Add a "missing features" documentation section on Dataset

shoyer · Xarray-Beam authors · commit c6c73355b81c · 2025-10-10T15:10:31.000-07:00
PiperOrigin-RevId: 817803789
diff --git a/docs/high-level.ipynb b/docs/high-level.ipynb
@@ -346,6 +346,51 @@
       ],
       "outputs": [],
       "execution_count": 13
+    },
+    {
+      "metadata": {
+        "id": "EQMXRq18_G-Y"
+      },
+      "cell_type": "markdown",
+      "source": [
+        "## Missing features\n",
+        "\n",
+        "`xbeam.Dataset` is not yet complete, and we would welcome contributions! Here are a few features that would be particularly welcome.
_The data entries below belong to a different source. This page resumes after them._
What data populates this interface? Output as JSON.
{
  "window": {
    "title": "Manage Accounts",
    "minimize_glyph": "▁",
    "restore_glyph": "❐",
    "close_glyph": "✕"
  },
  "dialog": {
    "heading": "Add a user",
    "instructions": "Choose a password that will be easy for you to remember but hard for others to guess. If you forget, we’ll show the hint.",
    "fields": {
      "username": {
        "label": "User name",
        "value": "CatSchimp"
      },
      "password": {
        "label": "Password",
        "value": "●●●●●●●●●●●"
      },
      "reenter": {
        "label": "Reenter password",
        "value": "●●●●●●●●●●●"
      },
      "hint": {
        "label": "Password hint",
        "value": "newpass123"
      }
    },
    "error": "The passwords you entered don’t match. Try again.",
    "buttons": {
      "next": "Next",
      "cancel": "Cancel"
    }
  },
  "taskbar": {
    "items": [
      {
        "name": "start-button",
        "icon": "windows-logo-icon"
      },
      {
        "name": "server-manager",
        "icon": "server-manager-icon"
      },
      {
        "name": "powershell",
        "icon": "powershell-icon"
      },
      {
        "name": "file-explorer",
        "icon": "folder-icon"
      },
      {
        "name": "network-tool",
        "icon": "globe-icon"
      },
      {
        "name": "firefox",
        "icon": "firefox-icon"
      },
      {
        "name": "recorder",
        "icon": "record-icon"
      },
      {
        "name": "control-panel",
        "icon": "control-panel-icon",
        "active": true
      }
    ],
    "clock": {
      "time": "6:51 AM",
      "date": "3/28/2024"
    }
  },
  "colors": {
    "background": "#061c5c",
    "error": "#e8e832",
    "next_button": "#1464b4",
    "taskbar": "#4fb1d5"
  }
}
If you're interested in any of these, the easiest way to get in touch is to [raise an issue](https://github.com/google/xarray-beam/issues) on GitHub.\n",
+        "\n",
+        "### Operations that combine multiple datasets\n",
+        "\n",
+        "Support for operations that merge together different datasets would be quite welcome, e.g., to evaluate model outputs against ground truth. Currently, tools like [WeatherBenchX](https://github.com/google-research/weatherbenchX/) acheive this by writing custom Beam pipelines.\n",
+        "\n",
+        "There are two ways these might be implemented for `Dataset`:\n",
+        "\n",
+        "1. By supporting multiple Dataset arguments in a `xbeam.map_blocks()` function ([tracking issue](https://github.com/google/xarray-beam/issues/173)).\n",
+        "2. By supporting xarray.DataTree objects ([tracking issue](https://github.com/google/xarray-beam/issues/124))\n",
+        "\n",
+        "In the long term, `DataTree` support for simultaneously loading data is a better option, because merging together separate Beam ptransforms (as would be required for `map_blocks`) requires an expensive shuffle step via `beam.CoGroupByKey`. This will require the upstream Xarray project supporting a bit more functionality with DataTree, most notably `concat` and `combine_nested`.\n",
+        "\n",
+        "### Aggregations other than `mean`\n",
+        "\n",
+        "Currently, Xarray-Beam only supports an efficient aggregation implementation for {py:meth}`~xarray_beam.Dataset.mean`, but it should be relatively straightforward to extend this for many other common Xarray aggregation, e.g., `sum`, `min`, `max`, `all`, `any`, `std`, `var`, etc.\n",
+        "\n",
+        "### IO connectors\n",
+        "\n",
+        "Tools for reading/writing Xarray-Beam into other distributed storage systems, such as Google Earth Engine (see [XEE](https://github.com/google/Xee)) and [Icechunk](https://icechunk.io/), would be very welcome.\n",
+        "\n",
+        "### Other `Dataset` operations\n",
+        "\n",
+        "`xbeam.Dataset` has an intentionally small API surface, so features that can implemented via a trivial call to `map_blocks()` are probably not a good fit for Xarray-Beam itself.\n",
+        "\n",
+        "That said, there are plenty of other Xarray methods that _do_ require updates to underlying `chunks` and `xbeam.Key` objects beyond what `map_blocks` can handle (e.g., `rename`, `thin`, `assign_coords`), or for which more efficient distributed algorithms exist (e.g., for [groupby and resampling](https://github.com/xarray-contrib/flox)).\n",
+        "\n",
+        "We are also contemplating starting another open source project for collecting generally useful utilities that a little too weather/climate domain-specific to make sense in Xarray-Beam, e.g., for regridding."
+      ]
+    },
+    {
+      "metadata": {
+        "id": "8pdnX_kJ_gYV"
+      },
+      "cell_type": "markdown",
+      "source": []
     }
   ],
   "metadata": {